3 minute read / Aug 18, 2017 /
The Limiting Factor of Voice and Dictation Adoption
Harry Stebbins published a podcast with David Beisel this week in which they discussed the importance of voice. David says, “Voice is the most natural user interface possible.” I think the biggest challenge for voice is the skepticism and cynicism engendered by a decade or two of poor experiences. It’s no longer the technology.
One of my partners recently switched from an iPhone to an Essential phone and was stunned by the accuracy of the voice interface Google offers. Voice has become far more sophisticated than just a few years ago, and we are quickly moving past the stage of toy applications.
I’ve written before about how each of my emails are dictated. This blog post is dictated and edited entirely by voice. If I make a mistake, I can say “insert semicolon after dictated” and the computer will insert the; after the word dictated.
If I’m curious about cash conversion cycle, I can stop in the middle of the sentence, and say “search Google for cash conversion cycle”. My Mac will launch Chrome and issue the query in Google. When I’m done, I say “close window” which closes Chrome and “switch to Typora”, which is the name of my favorite text editor for writing blogs. Then I can can continue speaking and drafting this post.

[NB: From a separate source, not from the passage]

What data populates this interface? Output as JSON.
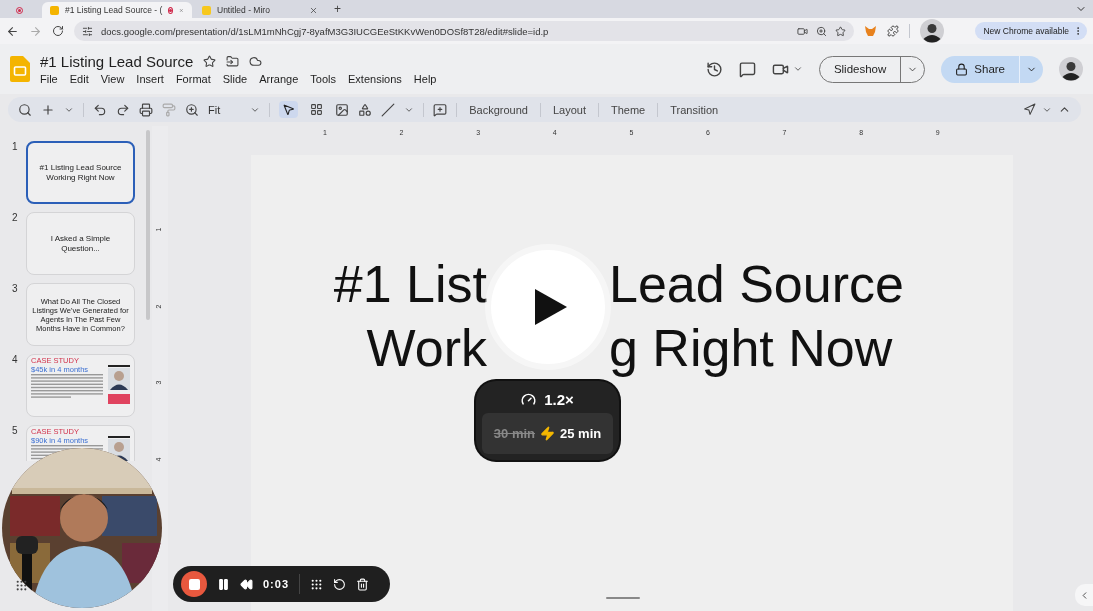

When I speak the command “publish blog post,” the computer executes a shell script which does four things. First, a program verifies the syntax of a new blog post. Second, a script resizes the images I use in that post to the optimal size and format for the website. Third, Hugo, the static blog engine I use, compiles website. Fourth, it calls the Amazon Web Services command line interface to synchronize the local website I just compiled to S3. That happens less than four seconds, in the background, all from a voice command.
If I’m researching a company, I can say “research Looker”. The computer will open up four tabs in Chrome - RelateIQ, Crunchbase, Mattermark, LinkedIn - and issue the query in each of those services so that when they have all loaded, I’m looking at the Looker page in each of those services.

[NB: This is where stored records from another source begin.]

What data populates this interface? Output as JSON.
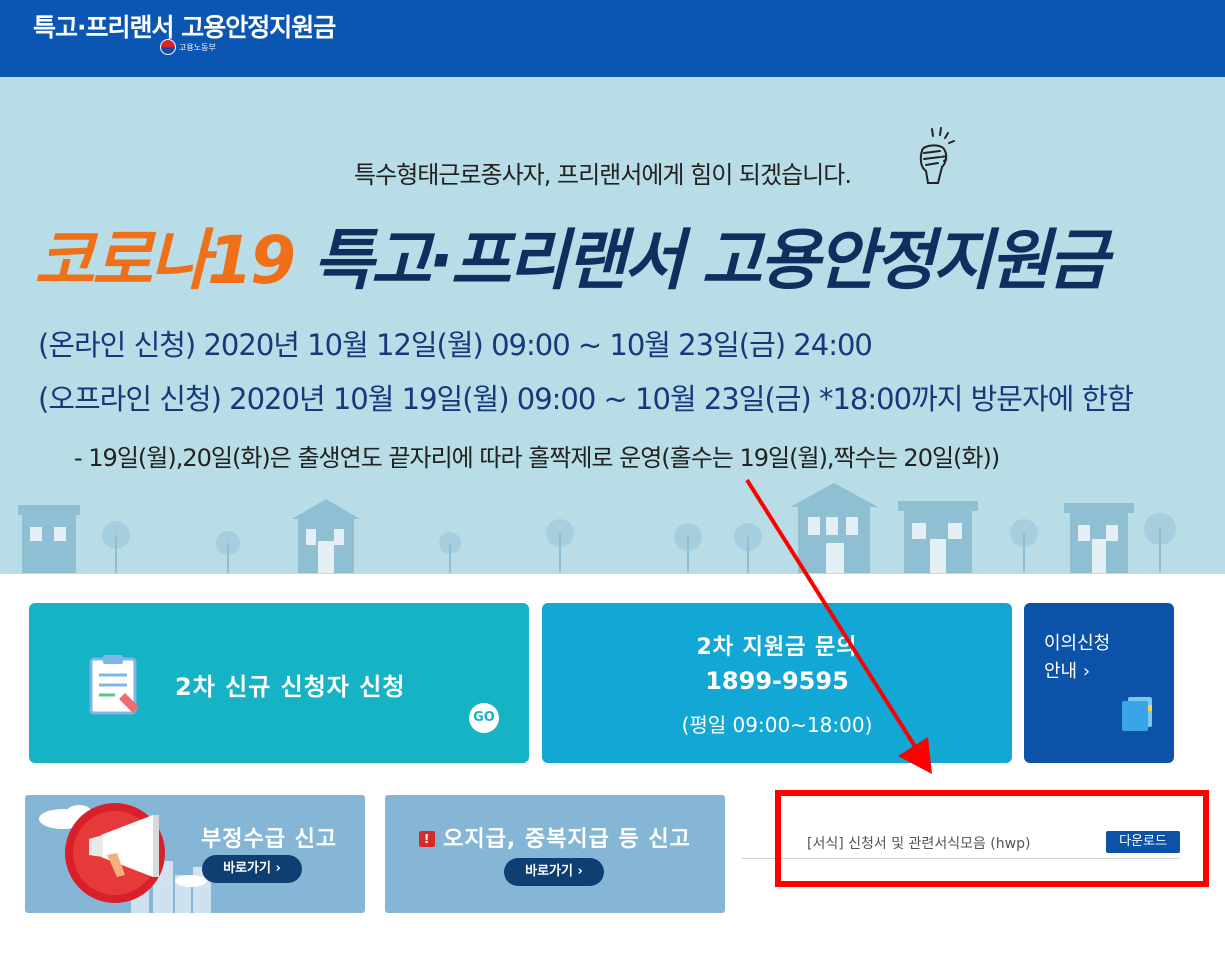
{
  "header": {
    "title": "특고·프리랜서 고용안정지원금",
    "ministry": "고용노동부",
    "bg_color": "#0b56b3"
  },
  "banner": {
    "tagline": "특수형태근로종사자, 프리랜서에게 힘이 되겠습니다.",
    "title_prefix": "코로나19",
    "title_main": "특고·프리랜서 고용안정지원금",
    "online_period": "(온라인 신청) 2020년 10월 12일(월) 09:00 ~ 10월 23일(금) 24:00",
    "offline_period": "(오프라인 신청) 2020년 10월 19일(월) 09:00 ~ 10월 23일(금) *18:00까지 방문자에 한함",
    "note": "- 19일(월),20일(화)은 출생연도 끝자리에 따라 홀짝제로 운영(홀수는 19일(월),짝수는 20일(화))",
    "bg_color": "#b8dde7"
  },
  "cards": {
    "apply": {
      "label": "2차 신규 신청자 신청",
      "go": "GO",
      "icon": "clipboard-icon"
    },
    "inquiry": {
      "title": "2차 지원금 문의",
      "phone": "1899-9595",
      "hours": "(평일 09:00~18:00)"
    },
    "appeal": {
      "line1": "이의신청",
      "line2": "안내 ›",
      "icon": "folder-icon"
    },
    "fraud": {
      "label": "부정수급 신고",
      "button": "바로가기 ›",
      "icon": "megaphone-icon"
    },
    "overpay": {
      "label": "오지급, 중복지급 등 신고",
      "button": "바로가기 ›",
      "icon": "warning-icon"
    }
  },
  "downloads": [
    {
      "label": "[서식] 신청서 및 관련서식모음 (hwp)",
      "button": "다운로드"
    }
  ],
  "annotation": {
    "highlight_color": "#ff0000"
  }
}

Voice assists with small things too. I can also move windows around my desktop by saying top left, bottom right and the windows will resize. “Play music” starts Spotify. “Next song” changes the music. I can say “Gmail” in my email will load. “Open” opens the first email. “Reply” begins a reply. “Send to Asana” forwards the email to Asana and then archives that message.
I read about an engineer who configured his voice dictation software to allow him to write code entirely by speaking to his computer. Imagine typing C++ code by speaking it. For someone who is native in the language, it’s far more natural, and up to three times quicker than typing. Plus no more RSI issues.
We’re simply not that far away from incredibly sophisticated applications and uses of voice technology when interacting with computers. We are seeing voice become a common use case within the home with Alexa and Google Home. Or in the car, by dictating text messages that you are going to be late or asking for navigation instructions.
That familiarity and consumer use cases will dissolve the skepticism users have accumulated over years of disappointing experiences. Voice will come to the office in a very big way and enable far more sophisticated and complex use cases than we have seen in the past from data input to sophisticated analysis.